The NYLCV stands out among environmental organizations for its focus on electoral politics. The questionnaire is a central piece of the group's endorsement process; even the strongest environmentalists are ineligible for their support without filling one out.

Transportation and planning issues make up a major part of the questionnaire, along with clean energy and water quality. Top priorities include complete streets legislation, which would require streets to be designed for cyclists and pedestrians, and the Smart Growth Public Infrastructure Policy Act, which would require state agencies to prioritize infrastructure spending in areas where infrastructure already exists, helping to curb suburban sprawl.

"Those are our two items we thought had some momentum this year, items that could get passed in this complicated budget environment," said NYLCV's Dan Hendrick. According to Hendrick, these priorities were worked out after conversations with transportation advocates like Transportation Alternatives, the Tri-State Transportation Campaign, and the Empire State Transportation Alliance. (Unlike NYLCV, the transportation groups don't have the legal ability to endorse candidates.)

Absent, however, are two issues critical to making transit in New York City an attractive transportation option instead of cars: MTA funding and camera enforcement for bus lanes. NYLCV has made both issues high priorities in recent years.
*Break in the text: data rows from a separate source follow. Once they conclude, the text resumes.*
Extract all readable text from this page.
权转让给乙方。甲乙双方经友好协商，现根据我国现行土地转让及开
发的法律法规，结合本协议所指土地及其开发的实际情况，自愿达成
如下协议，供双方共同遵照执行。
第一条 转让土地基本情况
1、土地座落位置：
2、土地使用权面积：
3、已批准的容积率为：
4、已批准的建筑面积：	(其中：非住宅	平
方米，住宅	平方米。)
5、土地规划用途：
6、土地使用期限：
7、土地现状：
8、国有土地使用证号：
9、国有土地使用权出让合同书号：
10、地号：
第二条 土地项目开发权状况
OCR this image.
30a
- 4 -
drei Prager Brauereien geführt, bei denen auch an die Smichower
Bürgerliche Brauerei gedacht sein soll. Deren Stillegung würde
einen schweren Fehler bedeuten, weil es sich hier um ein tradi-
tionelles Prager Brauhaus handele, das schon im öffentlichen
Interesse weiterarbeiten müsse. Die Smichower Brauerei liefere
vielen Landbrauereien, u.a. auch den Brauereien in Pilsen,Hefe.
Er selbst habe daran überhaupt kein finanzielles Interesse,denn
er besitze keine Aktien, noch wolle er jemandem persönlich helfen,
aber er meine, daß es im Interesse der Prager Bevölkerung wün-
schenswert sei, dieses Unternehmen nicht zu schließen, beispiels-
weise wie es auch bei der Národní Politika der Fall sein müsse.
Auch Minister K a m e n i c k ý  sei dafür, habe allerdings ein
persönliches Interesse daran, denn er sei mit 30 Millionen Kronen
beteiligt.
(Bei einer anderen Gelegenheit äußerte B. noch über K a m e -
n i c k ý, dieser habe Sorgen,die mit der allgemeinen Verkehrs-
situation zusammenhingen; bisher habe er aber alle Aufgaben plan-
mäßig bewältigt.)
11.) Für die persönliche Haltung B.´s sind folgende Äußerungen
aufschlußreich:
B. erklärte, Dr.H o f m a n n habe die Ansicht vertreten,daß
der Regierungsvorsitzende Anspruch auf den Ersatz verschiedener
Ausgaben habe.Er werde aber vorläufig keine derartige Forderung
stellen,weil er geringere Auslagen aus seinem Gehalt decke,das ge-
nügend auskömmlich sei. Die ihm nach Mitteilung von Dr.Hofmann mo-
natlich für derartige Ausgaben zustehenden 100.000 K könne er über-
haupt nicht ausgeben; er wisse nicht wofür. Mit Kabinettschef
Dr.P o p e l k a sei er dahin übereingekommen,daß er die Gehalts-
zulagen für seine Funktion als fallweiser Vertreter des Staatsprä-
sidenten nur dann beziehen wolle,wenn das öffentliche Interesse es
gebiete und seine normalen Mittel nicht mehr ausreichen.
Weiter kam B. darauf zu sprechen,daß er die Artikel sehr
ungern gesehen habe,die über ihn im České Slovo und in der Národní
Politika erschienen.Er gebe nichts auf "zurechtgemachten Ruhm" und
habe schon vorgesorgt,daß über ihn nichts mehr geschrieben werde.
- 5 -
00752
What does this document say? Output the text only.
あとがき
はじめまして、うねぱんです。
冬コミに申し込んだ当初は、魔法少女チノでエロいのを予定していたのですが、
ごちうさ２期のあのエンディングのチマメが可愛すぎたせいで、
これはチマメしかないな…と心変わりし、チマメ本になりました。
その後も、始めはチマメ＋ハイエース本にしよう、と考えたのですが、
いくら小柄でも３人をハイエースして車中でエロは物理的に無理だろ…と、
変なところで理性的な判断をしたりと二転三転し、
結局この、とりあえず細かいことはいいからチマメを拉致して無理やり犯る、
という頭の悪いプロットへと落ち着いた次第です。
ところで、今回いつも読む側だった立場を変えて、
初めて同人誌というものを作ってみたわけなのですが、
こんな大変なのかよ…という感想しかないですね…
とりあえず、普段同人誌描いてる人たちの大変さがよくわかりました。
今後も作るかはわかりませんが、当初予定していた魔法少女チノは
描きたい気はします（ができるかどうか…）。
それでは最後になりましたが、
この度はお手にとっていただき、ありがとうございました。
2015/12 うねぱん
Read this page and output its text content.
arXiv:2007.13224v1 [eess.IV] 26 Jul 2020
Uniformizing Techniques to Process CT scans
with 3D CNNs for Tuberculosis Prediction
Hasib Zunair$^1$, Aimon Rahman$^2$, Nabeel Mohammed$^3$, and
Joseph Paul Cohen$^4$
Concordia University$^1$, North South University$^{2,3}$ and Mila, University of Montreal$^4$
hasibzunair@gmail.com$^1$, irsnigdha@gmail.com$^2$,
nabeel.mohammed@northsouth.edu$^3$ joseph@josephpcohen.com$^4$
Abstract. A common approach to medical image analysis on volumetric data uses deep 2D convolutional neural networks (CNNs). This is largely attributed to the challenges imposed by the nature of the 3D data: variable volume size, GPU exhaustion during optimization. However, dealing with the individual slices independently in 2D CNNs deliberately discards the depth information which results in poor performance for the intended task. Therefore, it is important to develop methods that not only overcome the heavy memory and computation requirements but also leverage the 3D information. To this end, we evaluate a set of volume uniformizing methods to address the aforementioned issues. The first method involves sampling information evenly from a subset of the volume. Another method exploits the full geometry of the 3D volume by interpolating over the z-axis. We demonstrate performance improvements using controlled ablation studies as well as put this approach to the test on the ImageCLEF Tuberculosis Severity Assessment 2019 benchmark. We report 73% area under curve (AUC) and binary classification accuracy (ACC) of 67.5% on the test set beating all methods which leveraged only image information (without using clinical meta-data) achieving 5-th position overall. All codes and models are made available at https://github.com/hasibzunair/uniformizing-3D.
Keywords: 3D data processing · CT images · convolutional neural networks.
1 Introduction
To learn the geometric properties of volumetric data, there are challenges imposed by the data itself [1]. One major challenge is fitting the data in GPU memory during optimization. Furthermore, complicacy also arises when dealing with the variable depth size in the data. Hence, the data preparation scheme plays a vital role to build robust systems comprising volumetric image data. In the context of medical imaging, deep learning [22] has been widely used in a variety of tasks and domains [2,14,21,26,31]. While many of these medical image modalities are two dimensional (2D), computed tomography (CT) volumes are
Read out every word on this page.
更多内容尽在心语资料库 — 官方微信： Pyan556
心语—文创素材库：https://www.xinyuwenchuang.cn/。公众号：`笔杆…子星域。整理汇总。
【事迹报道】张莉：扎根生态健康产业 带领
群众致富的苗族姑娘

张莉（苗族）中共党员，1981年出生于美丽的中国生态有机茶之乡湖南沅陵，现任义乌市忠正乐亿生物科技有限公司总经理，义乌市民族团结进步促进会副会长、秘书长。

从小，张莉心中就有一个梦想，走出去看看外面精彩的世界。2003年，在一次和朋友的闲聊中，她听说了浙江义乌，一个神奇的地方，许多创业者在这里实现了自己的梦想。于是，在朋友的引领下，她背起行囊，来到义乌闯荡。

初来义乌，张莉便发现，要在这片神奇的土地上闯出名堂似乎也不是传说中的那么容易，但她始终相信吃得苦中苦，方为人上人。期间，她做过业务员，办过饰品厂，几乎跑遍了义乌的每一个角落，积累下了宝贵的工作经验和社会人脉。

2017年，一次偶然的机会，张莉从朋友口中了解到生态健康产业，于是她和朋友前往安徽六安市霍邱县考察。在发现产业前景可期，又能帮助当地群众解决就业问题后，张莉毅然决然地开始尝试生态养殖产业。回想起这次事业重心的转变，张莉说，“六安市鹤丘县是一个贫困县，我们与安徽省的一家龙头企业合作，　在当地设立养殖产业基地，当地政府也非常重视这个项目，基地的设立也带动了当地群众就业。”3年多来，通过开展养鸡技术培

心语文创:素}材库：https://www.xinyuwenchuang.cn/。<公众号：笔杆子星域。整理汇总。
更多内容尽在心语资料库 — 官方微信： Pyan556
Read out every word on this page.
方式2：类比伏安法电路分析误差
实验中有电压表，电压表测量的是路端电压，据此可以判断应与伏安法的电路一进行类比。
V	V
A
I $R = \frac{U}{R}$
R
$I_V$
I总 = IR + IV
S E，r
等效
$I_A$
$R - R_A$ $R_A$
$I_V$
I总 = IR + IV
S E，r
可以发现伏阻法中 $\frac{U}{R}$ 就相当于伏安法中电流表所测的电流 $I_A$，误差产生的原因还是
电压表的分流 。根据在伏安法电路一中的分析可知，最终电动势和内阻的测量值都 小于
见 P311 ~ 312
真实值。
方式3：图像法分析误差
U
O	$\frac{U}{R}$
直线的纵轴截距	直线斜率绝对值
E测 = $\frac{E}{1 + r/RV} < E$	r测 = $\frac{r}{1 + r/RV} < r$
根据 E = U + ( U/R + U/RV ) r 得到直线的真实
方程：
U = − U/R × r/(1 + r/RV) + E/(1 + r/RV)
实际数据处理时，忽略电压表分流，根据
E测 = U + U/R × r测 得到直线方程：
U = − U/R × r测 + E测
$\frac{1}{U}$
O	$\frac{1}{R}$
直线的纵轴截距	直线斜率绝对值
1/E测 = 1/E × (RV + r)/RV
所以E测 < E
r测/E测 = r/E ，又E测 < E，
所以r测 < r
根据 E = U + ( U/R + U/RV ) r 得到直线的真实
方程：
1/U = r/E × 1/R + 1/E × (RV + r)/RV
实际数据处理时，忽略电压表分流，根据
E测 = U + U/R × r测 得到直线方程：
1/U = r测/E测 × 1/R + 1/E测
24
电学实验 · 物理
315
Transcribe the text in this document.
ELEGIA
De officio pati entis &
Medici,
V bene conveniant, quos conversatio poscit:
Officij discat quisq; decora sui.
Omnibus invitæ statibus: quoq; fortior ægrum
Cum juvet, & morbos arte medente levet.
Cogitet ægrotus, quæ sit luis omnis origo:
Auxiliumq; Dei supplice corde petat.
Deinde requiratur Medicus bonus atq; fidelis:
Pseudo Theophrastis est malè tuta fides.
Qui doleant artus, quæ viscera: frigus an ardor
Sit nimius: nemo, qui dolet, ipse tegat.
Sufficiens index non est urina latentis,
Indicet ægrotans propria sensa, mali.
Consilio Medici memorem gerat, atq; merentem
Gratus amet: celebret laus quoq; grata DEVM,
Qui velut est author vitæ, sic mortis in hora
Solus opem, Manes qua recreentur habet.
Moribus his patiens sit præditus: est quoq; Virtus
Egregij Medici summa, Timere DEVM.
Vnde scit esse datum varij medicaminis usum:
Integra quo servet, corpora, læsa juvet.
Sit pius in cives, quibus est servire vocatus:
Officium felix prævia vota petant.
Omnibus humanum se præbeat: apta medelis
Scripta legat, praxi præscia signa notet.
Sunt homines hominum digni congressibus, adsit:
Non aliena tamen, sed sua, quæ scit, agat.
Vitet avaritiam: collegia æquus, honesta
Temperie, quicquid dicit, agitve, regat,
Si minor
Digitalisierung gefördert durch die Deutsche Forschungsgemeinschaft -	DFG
Congestion pricing was one of its top issues in 2008, and the group has asked about bus lane cameras on past questionnaires. 

The lack of attention on MTA funding is partly a reflection of just how dysfunctional the state capital has become.

There simply wasn't enough momentum in Albany for any sort of comprehensive MTA rescue for NYLCV to ask about it, said Hendrick. "They have completely avoided MTA discussions," he added. 

As for bus lane enforcement, Hendrick said that it's still one of their top lobbying issues, but that the NYLCV decided it would rather not ask upstate legislators about a New York City-specific piece of legislation.

The MTA and bus cams might still come up in the interview section of NYLCV's endorsement process, Hendrick said, which the group can tailor for specific candidates. Given NYLCV's unique position to make sustainable transportation an electoral issue in Albany, hopefully they'll track where pols stand on the important transit issues that didn't make it onto their questionnaire.